Well, no one has ever knocked over a liquor store with a 10-speed Huffy, but nevertheless he's right. Reporters undergo an indoctrination in journalism school in which we are bound, Clockwork Orange-like, and subjected to brainwashing, forced to accept the liberal line (shooting people is bad) and ignore the many virtues of guns (they allow you to shoot people).
Anyone who thinks that journalists are capable of conspiring on anything should watch three reporters try to pick a place to eat lunch.
Still, Korwin has a point. Buzz searched the Lexis-Nexis news database and found no stories about the big shoot, which means either that there's bias afoot, or that encouraging people to go to a shooting range on Sunday is pretty lame political theater. You can get the straight skinny on the shoot yourself at www.50www.50mrmarch.com.
Oh, and for all you Pavlovian letter writers out there who feel compelled to write whenever you see the words "gun" in print, please note: Buzz owns a gun. It's tucked in a closet under a thick layer of dust. We're not comfortable with entirely dismantling the 2nd Amendment, but we would happily register our pistol if the law required it. And we don't think anyone needs a 30-round magazine and an assault rifle to protect his or her home, unless that home is in Kosovo.
Not that we're getting a big head or anything, but allow us to make this one, mildly prideful observation: Things would run a lot smoother in this city if you people would just listen to us.
OK, so maybe we're getting a little bit of a big head, but don't blame us, blame Dallas schools Superintendent Bill Rojas.

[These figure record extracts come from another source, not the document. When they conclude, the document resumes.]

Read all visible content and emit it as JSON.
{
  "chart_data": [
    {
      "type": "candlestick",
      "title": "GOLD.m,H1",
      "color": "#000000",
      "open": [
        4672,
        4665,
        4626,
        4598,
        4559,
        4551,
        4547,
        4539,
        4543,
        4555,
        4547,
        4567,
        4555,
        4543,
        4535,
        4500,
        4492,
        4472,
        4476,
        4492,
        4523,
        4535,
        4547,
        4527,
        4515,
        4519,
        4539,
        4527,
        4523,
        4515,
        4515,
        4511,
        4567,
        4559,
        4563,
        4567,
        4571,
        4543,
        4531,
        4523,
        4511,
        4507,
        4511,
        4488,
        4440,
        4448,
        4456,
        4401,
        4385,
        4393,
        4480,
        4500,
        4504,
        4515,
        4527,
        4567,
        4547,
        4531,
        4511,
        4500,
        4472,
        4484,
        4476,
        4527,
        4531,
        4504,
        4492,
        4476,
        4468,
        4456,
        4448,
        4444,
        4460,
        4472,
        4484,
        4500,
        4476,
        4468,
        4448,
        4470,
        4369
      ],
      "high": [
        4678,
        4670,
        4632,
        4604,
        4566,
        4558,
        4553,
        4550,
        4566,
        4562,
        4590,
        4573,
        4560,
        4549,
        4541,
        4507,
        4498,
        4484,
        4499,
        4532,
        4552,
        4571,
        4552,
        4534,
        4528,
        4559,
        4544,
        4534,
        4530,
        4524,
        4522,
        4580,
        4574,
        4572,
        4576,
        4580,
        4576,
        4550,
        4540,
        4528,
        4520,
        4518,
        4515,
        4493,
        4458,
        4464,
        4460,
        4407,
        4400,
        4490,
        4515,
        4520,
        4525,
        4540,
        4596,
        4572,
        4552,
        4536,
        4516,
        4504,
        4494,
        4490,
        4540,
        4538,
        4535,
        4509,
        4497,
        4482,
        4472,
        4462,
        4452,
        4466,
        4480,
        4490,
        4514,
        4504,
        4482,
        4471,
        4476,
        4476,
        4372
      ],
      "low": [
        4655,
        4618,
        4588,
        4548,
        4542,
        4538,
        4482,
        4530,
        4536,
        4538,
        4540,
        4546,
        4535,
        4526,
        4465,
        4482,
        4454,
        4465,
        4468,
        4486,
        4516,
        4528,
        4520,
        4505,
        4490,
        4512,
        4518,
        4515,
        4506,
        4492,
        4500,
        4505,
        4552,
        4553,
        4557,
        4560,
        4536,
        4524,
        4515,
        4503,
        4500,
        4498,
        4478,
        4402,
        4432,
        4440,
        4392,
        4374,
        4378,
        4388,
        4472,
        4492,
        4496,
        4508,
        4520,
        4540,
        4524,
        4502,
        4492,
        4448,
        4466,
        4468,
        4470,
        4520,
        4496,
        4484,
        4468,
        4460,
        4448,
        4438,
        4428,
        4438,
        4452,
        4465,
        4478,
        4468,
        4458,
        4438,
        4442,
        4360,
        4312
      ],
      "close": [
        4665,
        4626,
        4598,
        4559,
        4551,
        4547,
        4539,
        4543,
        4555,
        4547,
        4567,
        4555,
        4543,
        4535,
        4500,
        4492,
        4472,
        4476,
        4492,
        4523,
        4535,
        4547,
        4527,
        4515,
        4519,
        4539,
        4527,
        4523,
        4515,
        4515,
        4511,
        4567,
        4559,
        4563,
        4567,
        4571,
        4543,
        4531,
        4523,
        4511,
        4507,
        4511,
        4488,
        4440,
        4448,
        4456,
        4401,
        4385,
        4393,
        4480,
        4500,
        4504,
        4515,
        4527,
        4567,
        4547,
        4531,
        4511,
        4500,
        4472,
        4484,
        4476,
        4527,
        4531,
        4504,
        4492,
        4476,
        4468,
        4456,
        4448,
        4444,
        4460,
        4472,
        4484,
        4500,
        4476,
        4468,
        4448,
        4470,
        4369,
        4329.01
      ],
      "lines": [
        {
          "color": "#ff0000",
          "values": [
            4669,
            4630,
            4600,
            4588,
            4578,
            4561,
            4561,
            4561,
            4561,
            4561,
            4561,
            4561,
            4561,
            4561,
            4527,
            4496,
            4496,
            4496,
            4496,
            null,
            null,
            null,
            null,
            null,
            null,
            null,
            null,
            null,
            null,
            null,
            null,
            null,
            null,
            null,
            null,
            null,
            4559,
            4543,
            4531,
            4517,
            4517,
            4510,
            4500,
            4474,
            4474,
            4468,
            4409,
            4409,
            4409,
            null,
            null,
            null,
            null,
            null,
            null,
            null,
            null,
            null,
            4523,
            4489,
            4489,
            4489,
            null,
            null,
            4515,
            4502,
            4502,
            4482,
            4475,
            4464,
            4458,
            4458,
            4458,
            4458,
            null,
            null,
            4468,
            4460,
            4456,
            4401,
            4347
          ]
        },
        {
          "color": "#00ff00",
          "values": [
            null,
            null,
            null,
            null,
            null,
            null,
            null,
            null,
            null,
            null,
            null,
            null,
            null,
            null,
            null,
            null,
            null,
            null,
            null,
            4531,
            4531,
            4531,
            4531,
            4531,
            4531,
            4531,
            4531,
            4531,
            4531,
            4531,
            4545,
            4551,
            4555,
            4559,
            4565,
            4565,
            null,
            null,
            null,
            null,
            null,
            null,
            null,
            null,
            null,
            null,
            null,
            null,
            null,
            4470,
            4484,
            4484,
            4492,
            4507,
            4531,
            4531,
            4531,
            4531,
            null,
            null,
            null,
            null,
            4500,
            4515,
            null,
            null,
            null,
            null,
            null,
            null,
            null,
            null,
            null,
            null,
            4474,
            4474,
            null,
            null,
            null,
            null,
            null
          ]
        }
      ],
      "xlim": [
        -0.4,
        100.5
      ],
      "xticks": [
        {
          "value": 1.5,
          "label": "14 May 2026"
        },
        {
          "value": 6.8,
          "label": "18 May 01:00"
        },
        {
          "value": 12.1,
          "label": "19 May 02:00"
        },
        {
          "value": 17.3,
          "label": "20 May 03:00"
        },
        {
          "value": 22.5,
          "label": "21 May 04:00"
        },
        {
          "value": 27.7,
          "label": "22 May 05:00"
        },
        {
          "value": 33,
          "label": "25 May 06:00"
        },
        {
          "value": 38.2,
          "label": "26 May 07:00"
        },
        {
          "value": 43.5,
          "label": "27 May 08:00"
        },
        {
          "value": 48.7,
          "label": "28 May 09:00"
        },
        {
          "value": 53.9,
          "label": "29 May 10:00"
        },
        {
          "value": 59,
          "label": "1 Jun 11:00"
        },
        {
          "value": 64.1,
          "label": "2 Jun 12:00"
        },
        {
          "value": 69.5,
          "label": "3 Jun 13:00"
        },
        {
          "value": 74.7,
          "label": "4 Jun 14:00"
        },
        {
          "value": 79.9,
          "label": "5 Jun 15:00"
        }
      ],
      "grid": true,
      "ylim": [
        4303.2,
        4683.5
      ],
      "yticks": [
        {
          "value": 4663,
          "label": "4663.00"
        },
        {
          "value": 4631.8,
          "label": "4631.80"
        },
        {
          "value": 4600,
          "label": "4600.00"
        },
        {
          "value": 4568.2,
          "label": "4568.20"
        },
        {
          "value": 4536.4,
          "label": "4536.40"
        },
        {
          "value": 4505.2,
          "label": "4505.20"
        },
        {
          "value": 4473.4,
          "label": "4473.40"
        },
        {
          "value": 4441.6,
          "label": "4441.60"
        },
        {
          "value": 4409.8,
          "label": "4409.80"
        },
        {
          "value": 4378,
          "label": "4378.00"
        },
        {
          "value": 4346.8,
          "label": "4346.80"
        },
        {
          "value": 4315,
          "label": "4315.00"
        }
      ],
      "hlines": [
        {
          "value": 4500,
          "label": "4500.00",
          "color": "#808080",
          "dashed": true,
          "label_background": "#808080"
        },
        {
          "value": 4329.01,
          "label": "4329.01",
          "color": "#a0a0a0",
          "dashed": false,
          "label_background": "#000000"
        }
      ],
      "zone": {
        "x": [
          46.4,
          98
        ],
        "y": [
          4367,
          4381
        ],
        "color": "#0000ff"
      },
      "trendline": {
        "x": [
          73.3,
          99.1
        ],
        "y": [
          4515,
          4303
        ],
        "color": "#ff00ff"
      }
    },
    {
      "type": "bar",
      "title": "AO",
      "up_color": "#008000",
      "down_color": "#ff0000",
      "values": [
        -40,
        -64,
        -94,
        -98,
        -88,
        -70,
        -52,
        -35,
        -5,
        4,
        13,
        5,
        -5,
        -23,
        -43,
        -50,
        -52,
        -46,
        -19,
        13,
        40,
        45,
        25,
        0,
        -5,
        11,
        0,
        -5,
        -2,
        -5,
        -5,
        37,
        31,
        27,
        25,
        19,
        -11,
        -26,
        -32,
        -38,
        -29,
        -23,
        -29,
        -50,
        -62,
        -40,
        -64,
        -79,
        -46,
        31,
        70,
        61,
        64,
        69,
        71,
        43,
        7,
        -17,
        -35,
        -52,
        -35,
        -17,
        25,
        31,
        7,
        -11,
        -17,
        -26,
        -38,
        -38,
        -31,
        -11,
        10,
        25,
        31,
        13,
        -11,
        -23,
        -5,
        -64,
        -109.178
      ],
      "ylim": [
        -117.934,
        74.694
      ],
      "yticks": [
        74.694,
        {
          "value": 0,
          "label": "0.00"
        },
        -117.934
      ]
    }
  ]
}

Last week, at a news conference at which he assured the city that he's not about to be fired by DISD trustees--an act also known as "whistling past a graveyard"--Rojas had this to say about his communication problems with the board:
"I haven't assimilated, culturally, as quickly as I could to the Southern style of doing things. I still remind people that I was born and raised in the Bronx on occasion too much."
Well, Bill, we love to say it, but we told you so. Last August, Buzz offered this advice to the incoming super:
"Buzz has a word of caution for new Dallas school Superintendent Bill Rojas: You're not in San Francisco or New York anymore, Bill. We Texans expect a touch of humility in our public servants."
Humility has not been what you'd call a hallmark of Rojas' tenure thus far, any more than chastity has been a hallmark of the Clinton administration.
Now, ordinarily, nothing annoys Buzz more than having our good counsel ignored, but we feel for Rojas. Having lived in Texas for only 15 years, we're far from being assimilated--and we're generally considered a nice person. Think how much harder it must be for Rojas, poor lad.
Don't worry, Bill. Buzz is here for you with some tips on how to assimilate to Texas:
1. Chicken-fried steak may taste like a piece of greasy gristle smothered in paste, but act as though you like it. They expect that.
2. The only people who should wear cowboy hats are ranchers and politicians.
3. Unless you're at a funeral or in a church, don't bother taking your hat off indoors.
4. Finally, it's better to be polite and tell a lie than to tell someone something they don't want to hear.